Dance Intensive campers leave breakfast before the announcements: they’ll be dancing all morning, so might as well get to it! The morning includes a composition class, where the Dance Intensive campers collaborate on creating one of the major pieces for the Dance Concert. From concept to choreography, the campers take the lead. Then, the DI campers rehearse with the dance company in residence: Kids and professional adults work together on a cooperative piece from the company’s repertory. Finally, daily, all the DI kids participate in a non-dance movement class. This DI session, it is Japanese Butoh, which she had never heard of before.
Clara has opted to be in as many dance concert pieces as possible, and to take as many technique classes as possible, so her afternoon is again filled with dance. This afternoon she will be in rehearsal for the advanced modern piece from 3-4, and then will take the intermediate tap class 4-5. Some of the DI kids participate in fewer pieces and opt for other activities, or participate in a one-act play, but Clara is a totally committed dancer!
Free time, 6:30-7:00:
Very few activities are scheduled during this half-hour. It’s usually a nice time to take a walk, play some tennis or participate in the sports activity on the sports field, or just hang out with friends; Clara takes a few minutes to write an email home, and then reads a book that is part of her summer “homework.”

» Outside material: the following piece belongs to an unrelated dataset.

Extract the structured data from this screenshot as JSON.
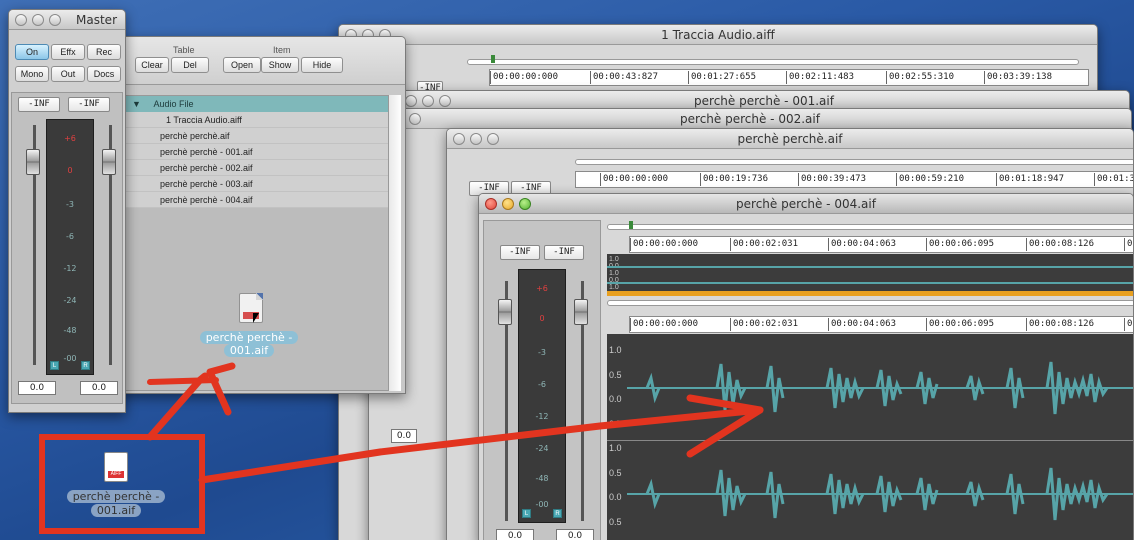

Evening Activities, 7:00-8:00:
Although there are more dance classes she could take this evening, an open juggling class was announced after dinner, and she was intrigued. So: she took the class at 7:00, and was juggling three balls by 8:00! At 8:00 everyone goes back to the cabins to put on long sleeves and long pants, grab a flashlight, and then go the evening program.
Evening Program, 8:40:
Tonight is one of the amazing plays! Last night there was a play, too. This one is at the outdoor theater, which is like nothing she has seen before: the audience sits on a grassy hillside, and there are three stages: one in front of her, and two more to her left and right. It's a beautiful, clear night; and as the actors enter she sees two of her cabin-mates. Also, she sees another cabin-mate running a video camera! It’s a wonderful performance, and she marvels at how many people -- campers and staff -- it takes to make a show like this happen.